Her accomplishments indicate how deserving she is of the award. She was making a difference long before she arrived at UMD. After she received her social work undergrad degree from the College of St. Scholastica, she worked for CHUM, a charity assisting homeless people. After receiving her Master of Social Work degree from UMD, she went on to serve on the Duluth City Council and assisted a long list of non-profit organizations. In January of 2016, she was sworn in as mayor of Duluth.
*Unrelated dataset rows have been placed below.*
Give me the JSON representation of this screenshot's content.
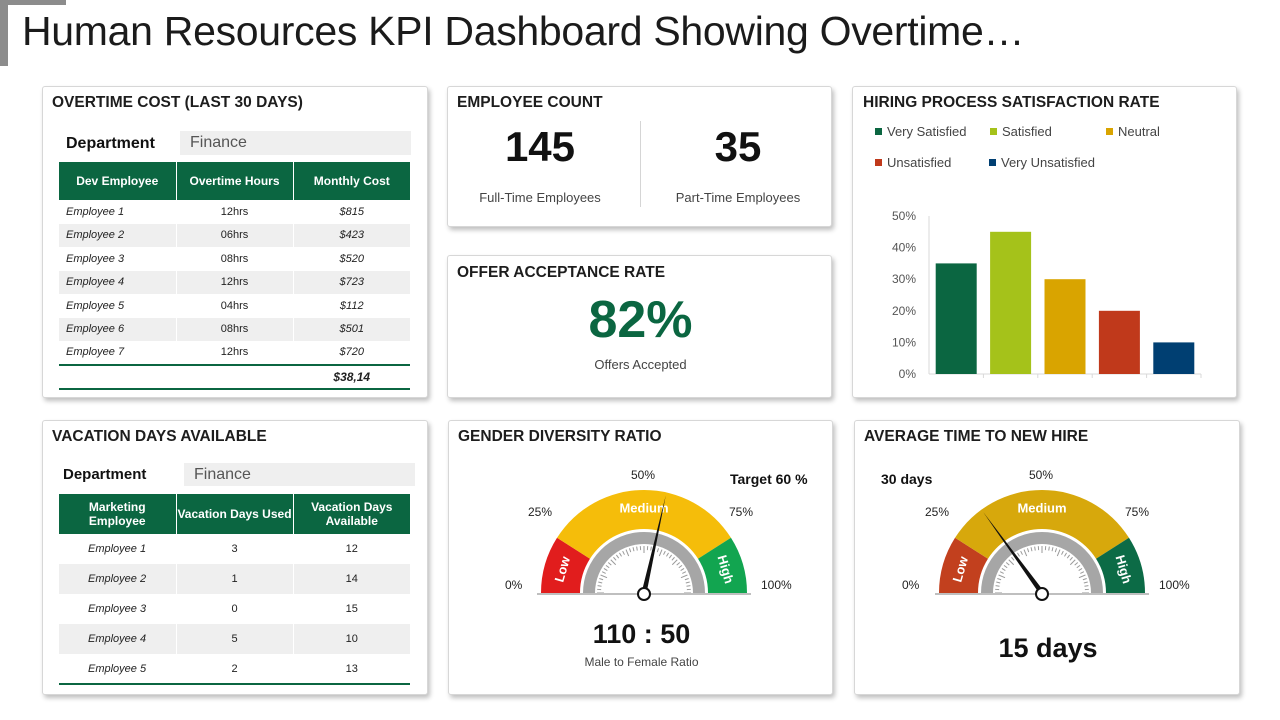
{
  "page_title": "Human Resources KPI Dashboard Showing Overtime…",
  "overtime": {
    "title": "OVERTIME COST (LAST 30 DAYS)",
    "dept_label": "Department",
    "dept_value": "Finance",
    "headers": [
      "Dev Employee",
      "Overtime Hours",
      "Monthly Cost"
    ],
    "rows": [
      {
        "name": "Employee 1",
        "hours": "12hrs",
        "cost": "$815"
      },
      {
        "name": "Employee 2",
        "hours": "06hrs",
        "cost": "$423"
      },
      {
        "name": "Employee 3",
        "hours": "08hrs",
        "cost": "$520"
      },
      {
        "name": "Employee 4",
        "hours": "12hrs",
        "cost": "$723"
      },
      {
        "name": "Employee 5",
        "hours": "04hrs",
        "cost": "$112"
      },
      {
        "name": "Employee 6",
        "hours": "08hrs",
        "cost": "$501"
      },
      {
        "name": "Employee 7",
        "hours": "12hrs",
        "cost": "$720"
      }
    ],
    "total": "$38,14"
  },
  "employee_count": {
    "title": "EMPLOYEE COUNT",
    "full_time_value": "145",
    "full_time_label": "Full-Time Employees",
    "part_time_value": "35",
    "part_time_label": "Part-Time Employees"
  },
  "offer": {
    "title": "OFFER ACCEPTANCE RATE",
    "value": "82%",
    "label": "Offers Accepted"
  },
  "hiring": {
    "title": "HIRING PROCESS SATISFACTION RATE"
  },
  "vacation": {
    "title": "VACATION DAYS AVAILABLE",
    "dept_label": "Department",
    "dept_value": "Finance",
    "headers": [
      "Marketing Employee",
      "Vacation Days Used",
      "Vacation Days Available"
    ],
    "rows": [
      {
        "name": "Employee 1",
        "used": "3",
        "available": "12"
      },
      {
        "name": "Employee 2",
        "used": "1",
        "available": "14"
      },
      {
        "name": "Employee 3",
        "used": "0",
        "available": "15"
      },
      {
        "name": "Employee 4",
        "used": "5",
        "available": "10"
      },
      {
        "name": "Employee 5",
        "used": "2",
        "available": "13"
      }
    ]
  },
  "gender": {
    "title": "GENDER DIVERSITY RATIO",
    "target": "Target 60 %",
    "tick_0": "0%",
    "tick_25": "25%",
    "tick_50": "50%",
    "tick_75": "75%",
    "tick_100": "100%",
    "band_low": "Low",
    "band_medium": "Medium",
    "band_high": "High",
    "needle_fraction": 0.57,
    "ratio": "110 : 50",
    "ratio_label": "Male to Female Ratio"
  },
  "new_hire": {
    "title": "AVERAGE TIME TO NEW HIRE",
    "marker": "30 days",
    "tick_0": "0%",
    "tick_25": "25%",
    "tick_50": "50%",
    "tick_75": "75%",
    "tick_100": "100%",
    "band_low": "Low",
    "band_medium": "Medium",
    "band_high": "High",
    "needle_fraction": 0.3,
    "days": "15 days"
  },
  "colors": {
    "dark_green": "#0b6641",
    "lime": "#a5c21a",
    "gold": "#d9a400",
    "red": "#c0391b",
    "navy": "#003f72",
    "gauge_red": "#e11d1d",
    "gauge_yellow": "#f5bd0a",
    "gauge_green": "#12a550",
    "gauge2_rust": "#c2401e",
    "gauge2_gold": "#d7a80c",
    "gauge2_green": "#0c6b46"
  },
  "chart_data": {
    "type": "bar",
    "title": "HIRING PROCESS SATISFACTION RATE",
    "categories": [
      "Very Satisfied",
      "Satisfied",
      "Neutral",
      "Unsatisfied",
      "Very Unsatisfied"
    ],
    "values": [
      35,
      45,
      30,
      20,
      10
    ],
    "colors": [
      "#0b6641",
      "#a5c21a",
      "#d9a400",
      "#c0391b",
      "#003f72"
    ],
    "yticks": [
      "0%",
      "10%",
      "20%",
      "30%",
      "40%",
      "50%"
    ],
    "ylim": [
      0,
      50
    ],
    "grid": false,
    "legend": "top"
  }
}
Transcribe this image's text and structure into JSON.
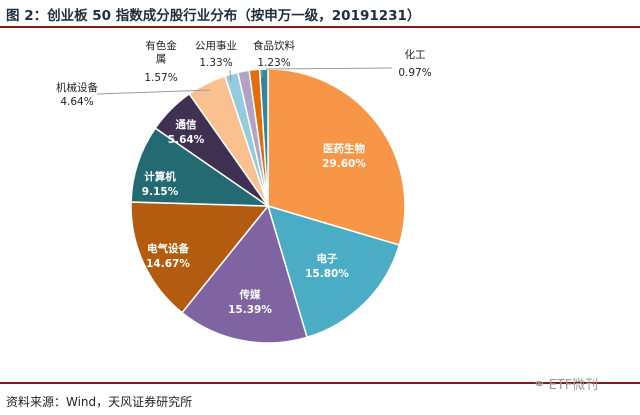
{
  "title": "图 2：创业板 50 指数成分股行业分布（按申万一级，20191231）",
  "source": "资料来源：Wind，天风证券研究所",
  "watermark": "ETF微刊",
  "chart_data": {
    "type": "pie",
    "title": "图 2：创业板 50 指数成分股行业分布（按申万一级，20191231）",
    "slices": [
      {
        "label": "医药生物",
        "value": 29.6,
        "value_label": "29.60%",
        "color": "#F79646"
      },
      {
        "label": "电子",
        "value": 15.8,
        "value_label": "15.80%",
        "color": "#4BACC6"
      },
      {
        "label": "传媒",
        "value": 15.39,
        "value_label": "15.39%",
        "color": "#8064A2"
      },
      {
        "label": "电气设备",
        "value": 14.67,
        "value_label": "14.67%",
        "color": "#B35C0F"
      },
      {
        "label": "计算机",
        "value": 9.15,
        "value_label": "9.15%",
        "color": "#246A73"
      },
      {
        "label": "通信",
        "value": 5.64,
        "value_label": "5.64%",
        "color": "#3F3151"
      },
      {
        "label": "机械设备",
        "value": 4.64,
        "value_label": "4.64%",
        "color": "#FAC090"
      },
      {
        "label": "有色金属",
        "value": 1.57,
        "value_label": "1.57%",
        "color": "#93CDDD"
      },
      {
        "label": "公用事业",
        "value": 1.33,
        "value_label": "1.33%",
        "color": "#B3A2C7"
      },
      {
        "label": "食品饮料",
        "value": 1.23,
        "value_label": "1.23%",
        "color": "#E46C0A"
      },
      {
        "label": "化工",
        "value": 0.97,
        "value_label": "0.97%",
        "color": "#31859C"
      }
    ]
  }
}
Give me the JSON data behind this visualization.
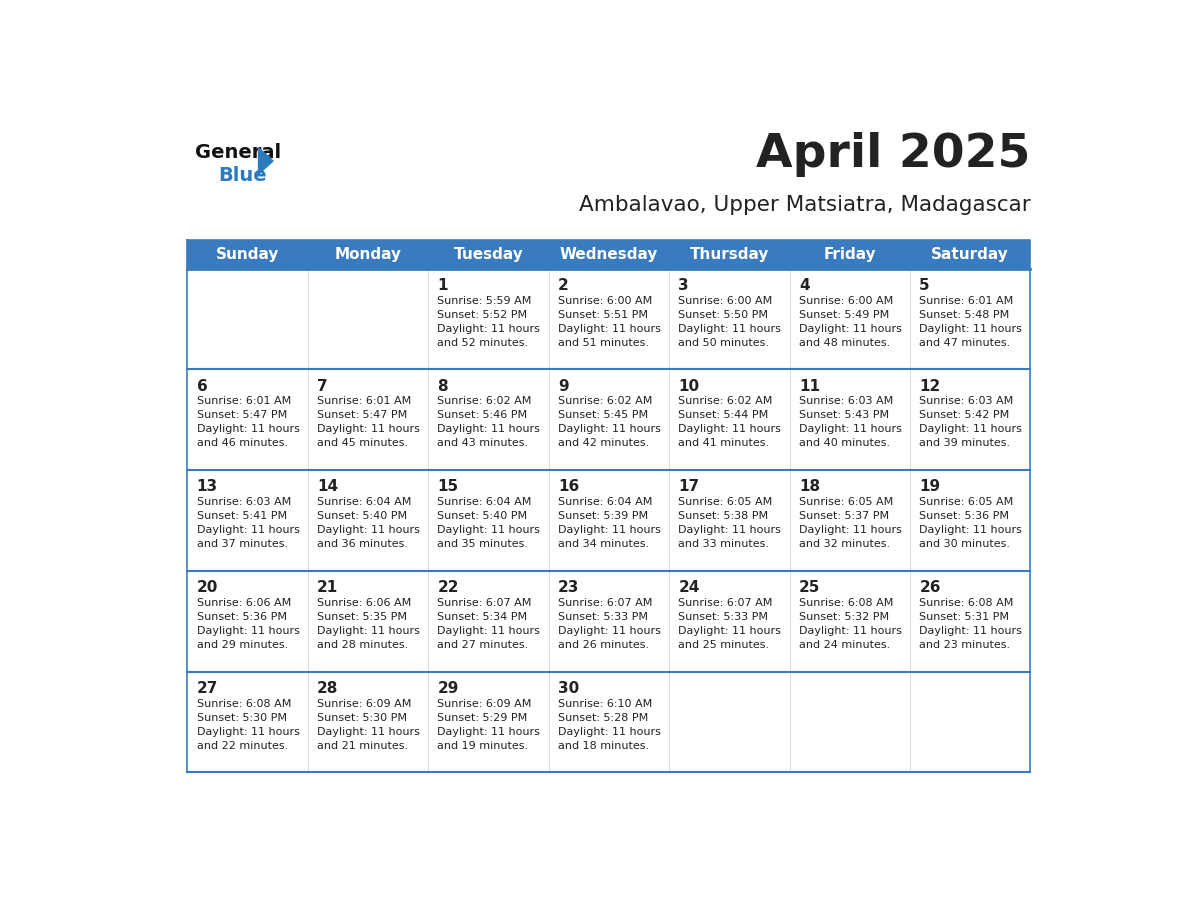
{
  "title": "April 2025",
  "subtitle": "Ambalavao, Upper Matsiatra, Madagascar",
  "days_of_week": [
    "Sunday",
    "Monday",
    "Tuesday",
    "Wednesday",
    "Thursday",
    "Friday",
    "Saturday"
  ],
  "header_bg": "#3a7bbf",
  "header_text": "#ffffff",
  "cell_bg": "#f2f2f2",
  "cell_bg_white": "#ffffff",
  "divider_color": "#3a7bbf",
  "text_color": "#222222",
  "logo_general_color": "#111111",
  "logo_blue_color": "#2a7bbf",
  "weeks": [
    [
      {
        "day": "",
        "info": ""
      },
      {
        "day": "",
        "info": ""
      },
      {
        "day": "1",
        "info": "Sunrise: 5:59 AM\nSunset: 5:52 PM\nDaylight: 11 hours\nand 52 minutes."
      },
      {
        "day": "2",
        "info": "Sunrise: 6:00 AM\nSunset: 5:51 PM\nDaylight: 11 hours\nand 51 minutes."
      },
      {
        "day": "3",
        "info": "Sunrise: 6:00 AM\nSunset: 5:50 PM\nDaylight: 11 hours\nand 50 minutes."
      },
      {
        "day": "4",
        "info": "Sunrise: 6:00 AM\nSunset: 5:49 PM\nDaylight: 11 hours\nand 48 minutes."
      },
      {
        "day": "5",
        "info": "Sunrise: 6:01 AM\nSunset: 5:48 PM\nDaylight: 11 hours\nand 47 minutes."
      }
    ],
    [
      {
        "day": "6",
        "info": "Sunrise: 6:01 AM\nSunset: 5:47 PM\nDaylight: 11 hours\nand 46 minutes."
      },
      {
        "day": "7",
        "info": "Sunrise: 6:01 AM\nSunset: 5:47 PM\nDaylight: 11 hours\nand 45 minutes."
      },
      {
        "day": "8",
        "info": "Sunrise: 6:02 AM\nSunset: 5:46 PM\nDaylight: 11 hours\nand 43 minutes."
      },
      {
        "day": "9",
        "info": "Sunrise: 6:02 AM\nSunset: 5:45 PM\nDaylight: 11 hours\nand 42 minutes."
      },
      {
        "day": "10",
        "info": "Sunrise: 6:02 AM\nSunset: 5:44 PM\nDaylight: 11 hours\nand 41 minutes."
      },
      {
        "day": "11",
        "info": "Sunrise: 6:03 AM\nSunset: 5:43 PM\nDaylight: 11 hours\nand 40 minutes."
      },
      {
        "day": "12",
        "info": "Sunrise: 6:03 AM\nSunset: 5:42 PM\nDaylight: 11 hours\nand 39 minutes."
      }
    ],
    [
      {
        "day": "13",
        "info": "Sunrise: 6:03 AM\nSunset: 5:41 PM\nDaylight: 11 hours\nand 37 minutes."
      },
      {
        "day": "14",
        "info": "Sunrise: 6:04 AM\nSunset: 5:40 PM\nDaylight: 11 hours\nand 36 minutes."
      },
      {
        "day": "15",
        "info": "Sunrise: 6:04 AM\nSunset: 5:40 PM\nDaylight: 11 hours\nand 35 minutes."
      },
      {
        "day": "16",
        "info": "Sunrise: 6:04 AM\nSunset: 5:39 PM\nDaylight: 11 hours\nand 34 minutes."
      },
      {
        "day": "17",
        "info": "Sunrise: 6:05 AM\nSunset: 5:38 PM\nDaylight: 11 hours\nand 33 minutes."
      },
      {
        "day": "18",
        "info": "Sunrise: 6:05 AM\nSunset: 5:37 PM\nDaylight: 11 hours\nand 32 minutes."
      },
      {
        "day": "19",
        "info": "Sunrise: 6:05 AM\nSunset: 5:36 PM\nDaylight: 11 hours\nand 30 minutes."
      }
    ],
    [
      {
        "day": "20",
        "info": "Sunrise: 6:06 AM\nSunset: 5:36 PM\nDaylight: 11 hours\nand 29 minutes."
      },
      {
        "day": "21",
        "info": "Sunrise: 6:06 AM\nSunset: 5:35 PM\nDaylight: 11 hours\nand 28 minutes."
      },
      {
        "day": "22",
        "info": "Sunrise: 6:07 AM\nSunset: 5:34 PM\nDaylight: 11 hours\nand 27 minutes."
      },
      {
        "day": "23",
        "info": "Sunrise: 6:07 AM\nSunset: 5:33 PM\nDaylight: 11 hours\nand 26 minutes."
      },
      {
        "day": "24",
        "info": "Sunrise: 6:07 AM\nSunset: 5:33 PM\nDaylight: 11 hours\nand 25 minutes."
      },
      {
        "day": "25",
        "info": "Sunrise: 6:08 AM\nSunset: 5:32 PM\nDaylight: 11 hours\nand 24 minutes."
      },
      {
        "day": "26",
        "info": "Sunrise: 6:08 AM\nSunset: 5:31 PM\nDaylight: 11 hours\nand 23 minutes."
      }
    ],
    [
      {
        "day": "27",
        "info": "Sunrise: 6:08 AM\nSunset: 5:30 PM\nDaylight: 11 hours\nand 22 minutes."
      },
      {
        "day": "28",
        "info": "Sunrise: 6:09 AM\nSunset: 5:30 PM\nDaylight: 11 hours\nand 21 minutes."
      },
      {
        "day": "29",
        "info": "Sunrise: 6:09 AM\nSunset: 5:29 PM\nDaylight: 11 hours\nand 19 minutes."
      },
      {
        "day": "30",
        "info": "Sunrise: 6:10 AM\nSunset: 5:28 PM\nDaylight: 11 hours\nand 18 minutes."
      },
      {
        "day": "",
        "info": ""
      },
      {
        "day": "",
        "info": ""
      },
      {
        "day": "",
        "info": ""
      }
    ]
  ]
}
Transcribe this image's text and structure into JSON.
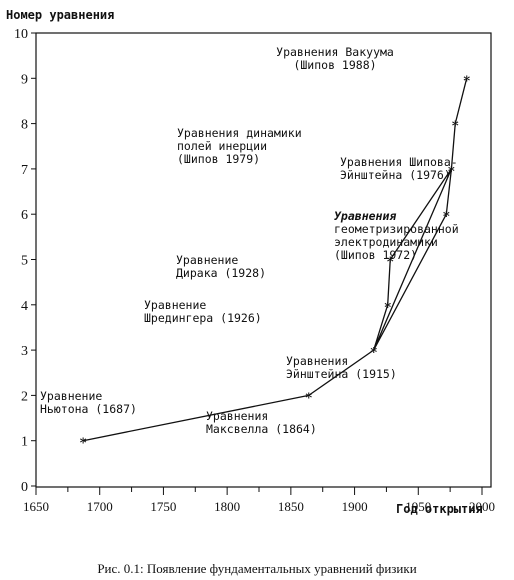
{
  "chart_data": {
    "type": "line",
    "title": "",
    "ylabel": "Номер уравнения",
    "xlabel": "Год открытия",
    "caption": "Рис. 0.1: Появление фундаментальных уравнений физики",
    "xlim": [
      1650,
      2000
    ],
    "ylim": [
      0,
      10
    ],
    "x_ticks": [
      1650,
      1700,
      1750,
      1800,
      1850,
      1900,
      1950,
      2000
    ],
    "y_ticks": [
      0,
      1,
      2,
      3,
      4,
      5,
      6,
      7,
      8,
      9,
      10
    ],
    "grid": false,
    "points": [
      {
        "x": 1687,
        "y": 1
      },
      {
        "x": 1864,
        "y": 2
      },
      {
        "x": 1915,
        "y": 3
      },
      {
        "x": 1926,
        "y": 4
      },
      {
        "x": 1928,
        "y": 5
      },
      {
        "x": 1976,
        "y": 7
      },
      {
        "x": 1972,
        "y": 6
      },
      {
        "x": 1979,
        "y": 8
      },
      {
        "x": 1988,
        "y": 9
      }
    ],
    "path_order": [
      0,
      1,
      2,
      3,
      4,
      5,
      6,
      2,
      5,
      7,
      8
    ],
    "annotations": [
      {
        "lines": [
          "Уравнение",
          "Ньютона (1687)"
        ]
      },
      {
        "lines": [
          "Уравнения",
          "Максвелла (1864)"
        ]
      },
      {
        "lines": [
          "Уравнения",
          "Эйнштейна (1915)"
        ]
      },
      {
        "lines": [
          "Уравнение",
          "Шредингера (1926)"
        ]
      },
      {
        "lines": [
          "Уравнение",
          "Дирака (1928)"
        ]
      },
      {
        "lines": [
          "Уравнения",
          "геометризированной",
          "электродинамики",
          "(Шипов 1972)"
        ]
      },
      {
        "lines": [
          "Уравнения Шипова-",
          "Эйнштейна (1976)"
        ]
      },
      {
        "lines": [
          "Уравнения динамики",
          "полей инерции",
          "(Шипов 1979)"
        ]
      },
      {
        "lines": [
          "Уравнения Вакуума",
          "(Шипов 1988)"
        ]
      }
    ]
  }
}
“UMD faculty supported me all along,” she says. “I learned so much from Kathy Heltzer, Anne Tellett, and Denny Falk.”
Emily says her social work background helps her work as mayor. “It seems like an odd combination,” she says. “But it’s the perfect training ground.”
She compares a family in crisis with political issues. “You have the same steps,” she says. “You have to understand the issue, identify the challenges, and plan for success. It doesn’t always work, so you have to revisit the situation along the way.” She lists Duluth issues. “Safe neighborhoods, economic development, infrastructure repair, and energy independence… All the players may not be on board but you have to move forward.”
There are social work traits that Emily relies on, “I try to be a good listener, to listen way more than I speak.” That leads to good relationships.
“There are times I have to sit with discomfort,” she says. She credits the UMD social work program for teaching her that skill. “It's powerful, because it creates a space for other voices.”
And to Emily, the other voices are key to her ability to make a difference.